Stand-up comedian harassed at work doesn’t have a legal case

During her stand-up routine at a corporate event in Toronto, 16-year comedy veteran Jen Grant was repeatedly ‘heckled’ by a male audience member.

She wrote in a blog post about the show, “I get introduced to the stage and within about three minutes I am interrupted by a male (late 30′s/early 40′s) saying to me ‘There’s a 51 per cent chance that my buddy here will have sex with you, and I will take the other 49 per cent.’”

Towards the middle of her set, after enduring further “rapey” comments by the audience member who works for TC Transcontinental, Grant left the stage in tears. “I’ve done a lot of hard gigs with hecklers,” said Grant. “But this was beyond heckling. This was harassment.”

It’s been a couple of weeks now since Grant first alleged she was “sexually harassed at work.” From fellow comedians and media pundits through bloggers and comments section enthusiasts, people of every socio-political stripe and moral (in)sensibility have offered, and continue to offer, their two cents on the subject. The top comments on online articles covering the story are invariably those expressing support for Grant and contempt for the ‘heckler,’ though it remains apparent that her story has had a somewhat polarizing effect on public opinion.

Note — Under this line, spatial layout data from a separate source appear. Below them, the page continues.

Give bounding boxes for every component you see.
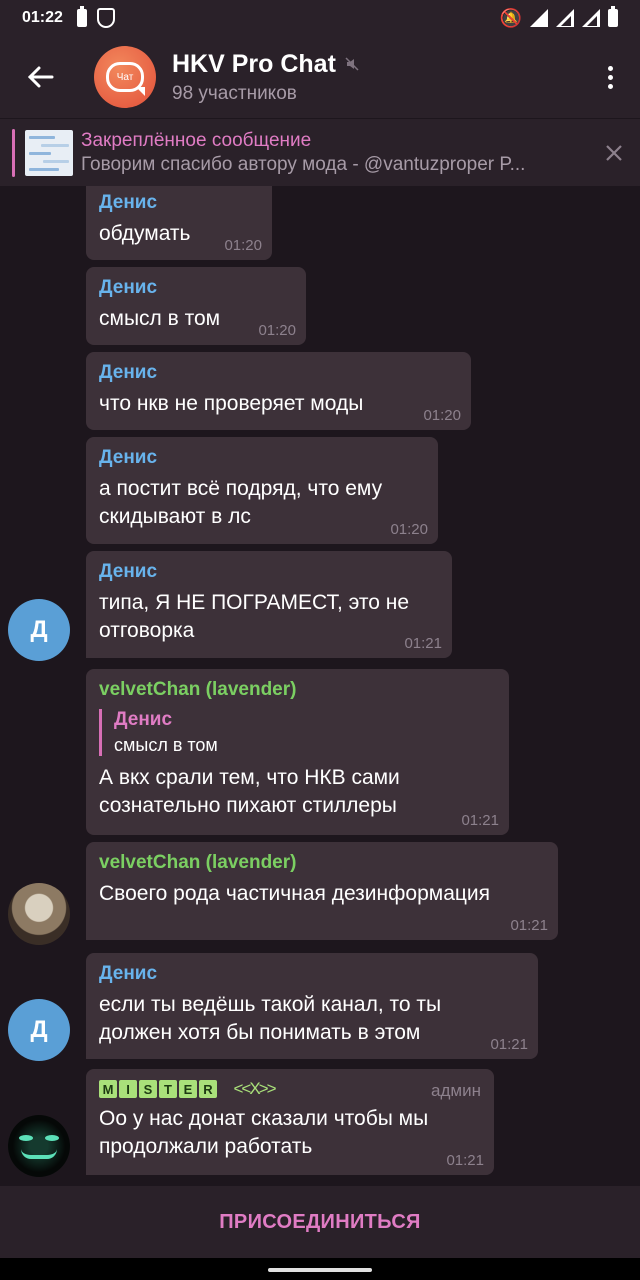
chat-header: Чат HKV Pro Chat 98 участников xyxy=(0,36,640,118)
message-bubble[interactable]: Денис смысл в том 01:20 xyxy=(86,267,306,345)
vpn-shield-icon xyxy=(96,8,115,28)
battery-saver-icon xyxy=(76,6,87,27)
navigation-bar xyxy=(0,1258,640,1280)
message-text-line: если ты ведёшь такой канал, то ты xyxy=(99,993,442,1016)
admin-badge: админ xyxy=(431,1081,481,1100)
chat-avatar[interactable]: Чат xyxy=(94,46,156,108)
chat-avatar-label: Чат xyxy=(116,71,134,83)
message-text-line: а постит всё подряд, что ему xyxy=(99,477,383,500)
notifications-off-icon: 🔕 xyxy=(499,7,522,28)
pinned-thumbnail xyxy=(25,129,73,176)
message-time: 01:21 xyxy=(404,635,442,652)
message-bubble[interactable]: Денис обдумать 01:20 xyxy=(86,186,272,260)
pinned-title: Закреплённое сообщение xyxy=(81,129,312,151)
message-bubble[interactable]: Денис если ты ведёшь такой канал, то ты … xyxy=(86,953,538,1059)
message-time: 01:21 xyxy=(446,1152,484,1169)
reply-sender: Денис xyxy=(114,709,173,730)
chat-title: HKV Pro Chat xyxy=(172,49,336,78)
message-text-line: А вкх срали тем, что НКВ сами xyxy=(99,766,400,789)
message-time: 01:20 xyxy=(224,237,262,254)
more-menu-button[interactable] xyxy=(580,36,640,118)
status-bar: 01:22 🔕 xyxy=(0,0,640,36)
message-sender: M I S T E R <<X>> xyxy=(99,1079,481,1099)
avatar[interactable] xyxy=(8,883,70,945)
message-sender: Денис xyxy=(99,963,158,984)
reply-quote[interactable]: Денис смысл в том xyxy=(99,709,496,756)
message-text: Своего рода частичная дезинформация xyxy=(99,882,491,905)
message-bubble[interactable]: M I S T E R <<X>> админ Оо у нас донат с… xyxy=(86,1069,494,1175)
message-text-line: Оо у нас донат сказали чтобы мы xyxy=(99,1107,429,1130)
message-bubble[interactable]: velvetChan (lavender) Своего рода частич… xyxy=(86,842,558,940)
reply-text: смысл в том xyxy=(114,735,218,755)
message-sender: Денис xyxy=(99,192,158,213)
message-text-line: сознательно пихают стиллеры xyxy=(99,794,397,817)
close-icon xyxy=(606,144,622,161)
more-vertical-icon xyxy=(607,65,613,71)
home-handle[interactable] xyxy=(268,1268,372,1272)
close-pinned-button[interactable] xyxy=(588,137,640,169)
avatar-letter: Д xyxy=(30,1016,48,1043)
message-sender: velvetChan (lavender) xyxy=(99,852,297,873)
message-text-line: продолжали работать xyxy=(99,1135,313,1158)
message-sender: Денис xyxy=(99,447,158,468)
message-text: что нкв не проверяет моды xyxy=(99,392,364,415)
signal-2-icon xyxy=(582,9,600,27)
message-sender: Денис xyxy=(99,277,158,298)
message-time: 01:20 xyxy=(390,521,428,538)
pinned-indicator xyxy=(12,128,15,177)
message-sender: velvetChan (lavender) xyxy=(99,679,297,700)
message-text-line: отговорка xyxy=(99,619,195,642)
message-bubble[interactable]: velvetChan (lavender) Денис смысл в том … xyxy=(86,669,509,835)
message-sender: Денис xyxy=(99,362,158,383)
join-button[interactable]: ПРИСОЕДИНИТЬСЯ xyxy=(219,1211,421,1234)
message-text-line: скидывают в лс xyxy=(99,505,251,528)
message-bubble[interactable]: Денис что нкв не проверяет моды 01:20 xyxy=(86,352,471,430)
chat-member-count: 98 участников xyxy=(172,82,297,104)
chat-info[interactable]: HKV Pro Chat 98 участников xyxy=(172,50,360,105)
message-time: 01:21 xyxy=(510,917,548,934)
message-time: 01:21 xyxy=(490,1036,528,1053)
avatar[interactable]: Д xyxy=(8,999,70,1061)
message-text-line: типа, Я НЕ ПОГРАМЕСТ, это не xyxy=(99,591,410,614)
pinned-text: Говорим спасибо автору мода - @vantuzpro… xyxy=(81,153,526,175)
back-button[interactable] xyxy=(0,36,80,118)
message-text-line: должен хотя бы понимать в этом xyxy=(99,1021,421,1044)
message-time: 01:20 xyxy=(258,322,296,339)
message-time: 01:20 xyxy=(423,407,461,424)
status-time: 01:22 xyxy=(22,9,63,26)
muted-icon xyxy=(345,57,359,71)
avatar[interactable] xyxy=(8,1115,70,1177)
avatar-letter: Д xyxy=(30,616,48,643)
message-bubble[interactable]: Денис типа, Я НЕ ПОГРАМЕСТ, это не отгов… xyxy=(86,551,452,658)
message-sender: Денис xyxy=(99,561,158,582)
sender-suffix: <<X>> xyxy=(233,1079,276,1098)
battery-icon xyxy=(608,6,618,27)
message-bubble[interactable]: Денис а постит всё подряд, что ему скиды… xyxy=(86,437,438,544)
message-time: 01:21 xyxy=(461,812,499,829)
pinned-message-bar[interactable]: Закреплённое сообщение Говорим спасибо а… xyxy=(0,118,640,186)
join-bar: ПРИСОЕДИНИТЬСЯ xyxy=(0,1186,640,1258)
signal-icon xyxy=(556,9,574,27)
wifi-icon xyxy=(530,9,548,27)
arrow-left-icon xyxy=(27,66,54,88)
avatar[interactable]: Д xyxy=(8,599,70,661)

Most commentators sympathetic to Grant’s situation have seen it as indicative of the explicit sexism female comedians routinely face. Comedian Brent Butt recently drew a categorical distinction between heckling and harassment when he tweeted, “I’ve been a stand-up comedian for 28 years, and NOT ONCE have I been ‘heckled’ with sexual threats. I also don’t know of any other male comics who have been sexually threatened. Yet most female comics get that within their first week.”

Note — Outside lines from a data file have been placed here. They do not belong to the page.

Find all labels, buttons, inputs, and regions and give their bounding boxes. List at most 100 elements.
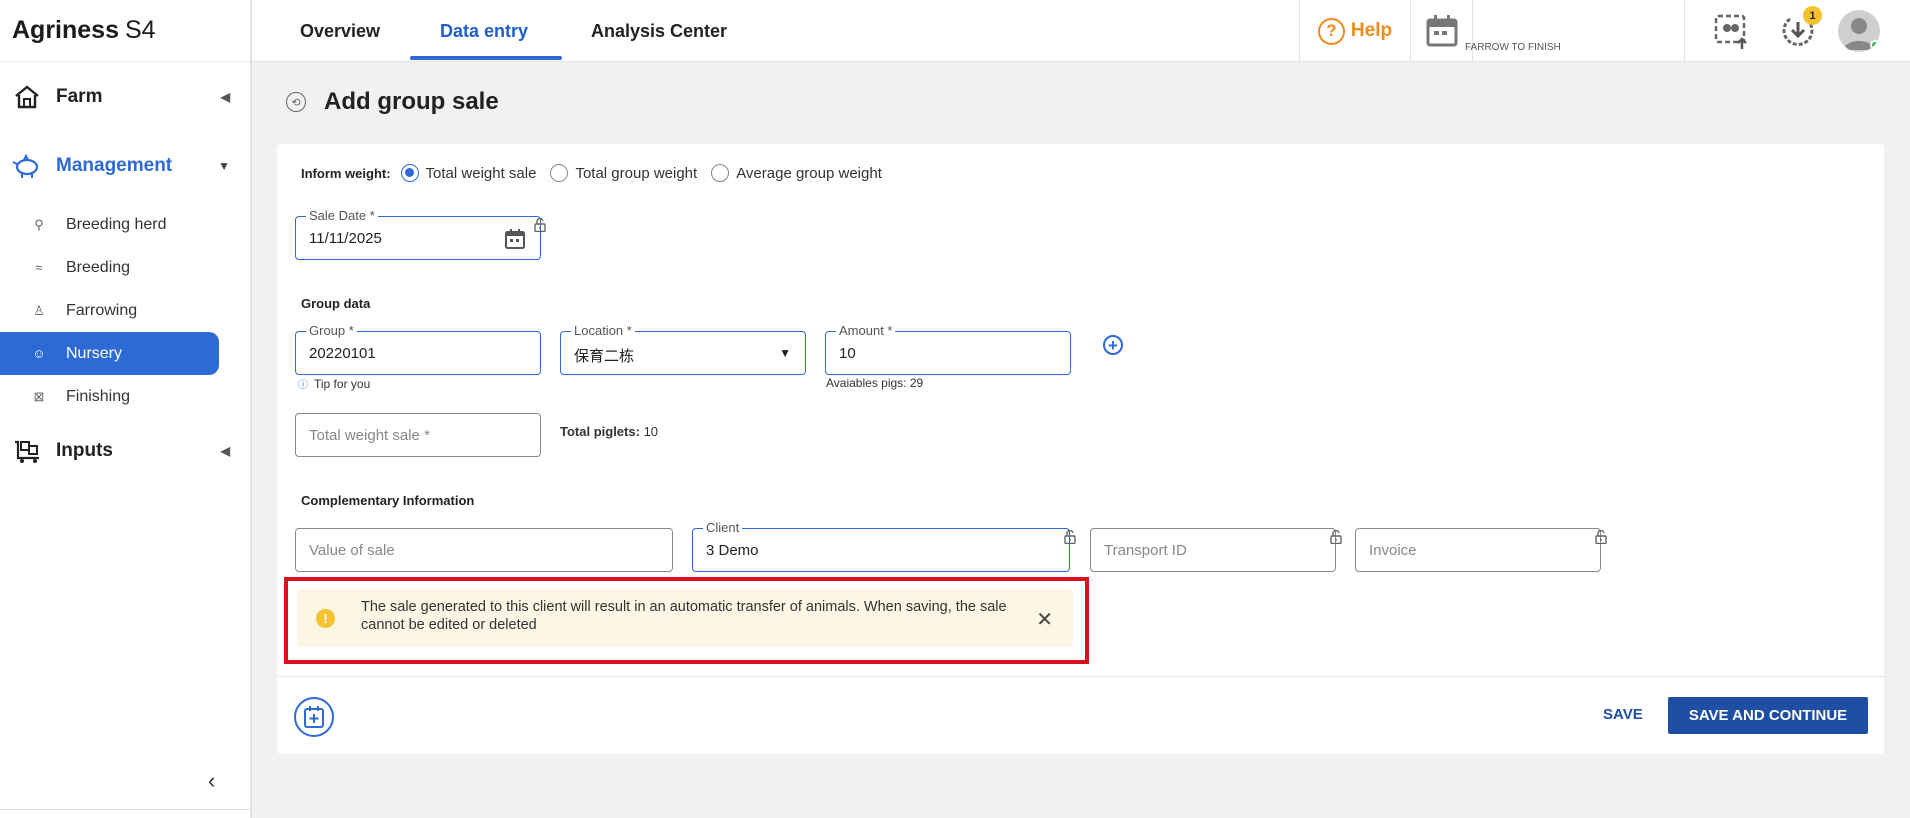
field-placeholder: Transport ID — [1104, 542, 1187, 559]
unlock-icon[interactable] — [1595, 530, 1607, 544]
calendar-icon[interactable] — [504, 228, 526, 250]
close-icon[interactable]: ✕ — [1036, 607, 1053, 632]
caret-left-icon: ◀ — [220, 90, 230, 104]
inform-weight-label: Inform weight: — [301, 165, 391, 181]
client-field[interactable]: Client 3 Demo — [692, 520, 1070, 572]
tab-data-entry[interactable]: Data entry — [440, 0, 528, 62]
save-and-continue-button[interactable]: SAVE AND CONTINUE — [1668, 697, 1868, 734]
add-note-button[interactable] — [294, 697, 334, 737]
complementary-info-title: Complementary Information — [301, 493, 475, 508]
divider — [1684, 0, 1685, 62]
calendar-button[interactable] — [1411, 0, 1473, 62]
radio-unchecked-icon — [550, 164, 569, 182]
available-pigs-hint: Avaiables pigs: 29 — [826, 376, 924, 390]
amount-field[interactable]: Amount * 10 — [825, 323, 1071, 375]
dropdown-arrow-icon: ▼ — [779, 346, 791, 360]
total-piglets-summary: Total piglets: 10 — [560, 424, 659, 439]
notification-badge: 1 — [1803, 6, 1822, 25]
field-value: 保育二栋 — [574, 348, 635, 365]
transport-id-input[interactable]: Transport ID — [1090, 528, 1336, 572]
field-value: 10 — [839, 345, 856, 362]
topbar: Overview Data entry Analysis Center ? He… — [252, 0, 1910, 62]
help-button[interactable]: ? Help — [1299, 0, 1411, 62]
active-tab-indicator — [410, 56, 562, 60]
sidebar-item-breeding[interactable]: ≈ Breeding — [0, 246, 250, 289]
download-notifications-button[interactable]: 1 — [1778, 6, 1822, 52]
farrowing-icon: ♙ — [33, 302, 45, 318]
breeding-icon: ≈ — [35, 260, 43, 275]
upload-report-icon — [1714, 14, 1747, 49]
radio-average-group-weight[interactable]: Average group weight — [711, 164, 882, 182]
calendar-icon — [1426, 15, 1457, 47]
field-value: 11/11/2025 — [309, 230, 382, 247]
field-label: Location * — [571, 323, 635, 338]
alert-message: The sale generated to this client will r… — [361, 599, 1007, 633]
divider — [0, 809, 250, 810]
back-icon[interactable]: ⟲ — [286, 92, 306, 112]
tab-overview[interactable]: Overview — [300, 0, 380, 62]
save-button[interactable]: SAVE — [1603, 706, 1643, 723]
unlock-icon[interactable] — [1330, 530, 1342, 544]
collapse-sidebar-button[interactable]: ‹ — [208, 768, 215, 794]
caret-down-icon: ▼ — [218, 159, 230, 173]
nav-section-management[interactable]: Management ▼ — [0, 131, 250, 201]
invoice-input[interactable]: Invoice — [1355, 528, 1601, 572]
warning-icon: ! — [316, 609, 335, 628]
radio-total-weight-sale[interactable]: Total weight sale — [400, 164, 536, 182]
tab-analysis-center[interactable]: Analysis Center — [591, 0, 727, 62]
field-label: Sale Date * — [306, 208, 378, 223]
page-header: ⟲ Add group sale — [286, 88, 499, 116]
farm-type-label[interactable]: FARROW TO FINISH — [1465, 42, 1561, 53]
field-label: Group * — [306, 323, 357, 338]
value-of-sale-input[interactable]: Value of sale — [295, 528, 673, 572]
info-icon: ⓘ — [298, 380, 308, 391]
user-avatar[interactable] — [1838, 10, 1880, 52]
radio-checked-icon — [400, 164, 419, 182]
sidebar-item-nursery[interactable]: ☺ Nursery — [0, 332, 219, 375]
nav-section-inputs[interactable]: Inputs ◀ — [0, 416, 250, 486]
management-subnav: ⚲ Breeding herd ≈ Breeding ♙ Farrowing ☺ Nur… — [0, 203, 250, 418]
field-label: Amount * — [836, 323, 896, 338]
warning-alert: ! The sale generated to this client will… — [297, 589, 1073, 647]
finishing-icon: ⊠ — [33, 388, 45, 404]
sidebar-item-finishing[interactable]: ⊠ Finishing — [0, 375, 250, 418]
group-sale-form: Inform weight: Total weight sale Total g… — [277, 144, 1884, 754]
divider — [277, 676, 1884, 677]
unlock-icon[interactable] — [534, 218, 546, 232]
upload-report-button[interactable] — [1712, 12, 1752, 52]
sidebar-item-breeding-herd[interactable]: ⚲ Breeding herd — [0, 203, 250, 246]
unlock-icon[interactable] — [1064, 530, 1076, 544]
nav-section-label: Inputs — [56, 440, 113, 461]
plus-icon: + — [1108, 335, 1118, 355]
radio-unchecked-icon — [711, 164, 730, 182]
nav-section-label: Management — [56, 155, 173, 176]
page-title: Add group sale — [324, 88, 499, 115]
breeding-herd-icon: ⚲ — [34, 216, 44, 232]
sidebar: Agriness S4 Farm ◀ Management ▼ ⚲ Breeding… — [0, 0, 252, 818]
farm-house-icon — [12, 82, 42, 112]
group-data-title: Group data — [301, 296, 371, 311]
field-placeholder: Value of sale — [309, 542, 395, 559]
nav-section-farm[interactable]: Farm ◀ — [0, 62, 250, 132]
group-field[interactable]: Group * 20220101 — [295, 323, 541, 375]
online-status-dot — [1870, 40, 1880, 50]
location-select[interactable]: Location * 保育二栋 ▼ — [560, 323, 806, 375]
calendar-plus-icon — [304, 706, 324, 728]
field-value: 20220101 — [309, 345, 376, 362]
field-placeholder: Invoice — [1369, 542, 1417, 559]
field-placeholder: Total weight sale * — [309, 427, 430, 444]
radio-total-group-weight[interactable]: Total group weight — [550, 164, 697, 182]
caret-left-icon: ◀ — [220, 444, 230, 458]
field-value: 3 Demo — [706, 542, 759, 559]
nursery-icon: ☺ — [32, 346, 46, 361]
sale-date-field[interactable]: Sale Date * 11/11/2025 — [295, 208, 541, 260]
brand-logo[interactable]: Agriness S4 — [0, 0, 250, 62]
total-weight-sale-input[interactable]: Total weight sale * — [295, 413, 541, 457]
tip-hint: ⓘ Tip for you — [298, 377, 371, 391]
add-group-button[interactable]: + — [1103, 335, 1123, 355]
nav-section-label: Farm — [56, 86, 103, 107]
help-icon: ? — [1317, 17, 1345, 45]
sidebar-item-farrowing[interactable]: ♙ Farrowing — [0, 289, 250, 332]
inform-weight-group: Inform weight: Total weight sale Total g… — [301, 164, 896, 182]
field-label: Client — [703, 520, 743, 535]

The most upsetting part of the Grant incident may be that, despite the outrage and online hubbub her testimony has created, Canadian law continues to lack sufficient channels for practicable redress with respect to the sort of sexual harassment Grant suffered. Under existing labour laws, it’s rather unclear whether or not her ordeal can even be considered a case of bona fide, litigable sexual harassment.

According to Division XV.1 of the Canada Labour Code, “‘sexual harassment’ means any conduct, comment, gesture or contact of a sexual nature that is likely to cause offence or humiliation to any employee.”

The problem is that Grant, as a comedian hired to perform gigs on a contractual basis, is in the eyes of the law an independent contractor, not an employee. In other words, her freelance capacity severely limits the protection she would otherwise receive via employer liability.

According to the global law firm DLA Piper, “part of the rationale in excluding independent contractors from the purview of harassment laws was that independent contractors are not compelled to endure harassing situations to the same degree as employees.” However, low-wage contract workers (like stand-up comedians) are often forced to put up with harassing situations anyway because they are completely dependent on a limited number of employers for work. And of course women of this occupational status are by and large the most common and vulnerable targets of harassment.

As it stands, Grant filing a lawsuit against her ‘heckler’ would be tantamount to professional suicide. She would be paying huge sums out of pocket for legal fees in a case whose outcome is dubious. Even if she reached a settlement, unless labour law is radically revised, there is no guarantee that comedy club owners wouldn’t stonewall her based on the public demonstration that she won’t play ball.

So where should she turn? Perhaps to where she already did: the internet. Through social media, Grant’s story has gone viral. The PR protocols of big business, if nothing else, has dictated TC Transcontinental’s decision to suspend the employee with pay that harassed, not heckled, Jen Grant. One only hopes the current hype around her transfers to future employment opportunities––and doesn’t, instead, preclude them.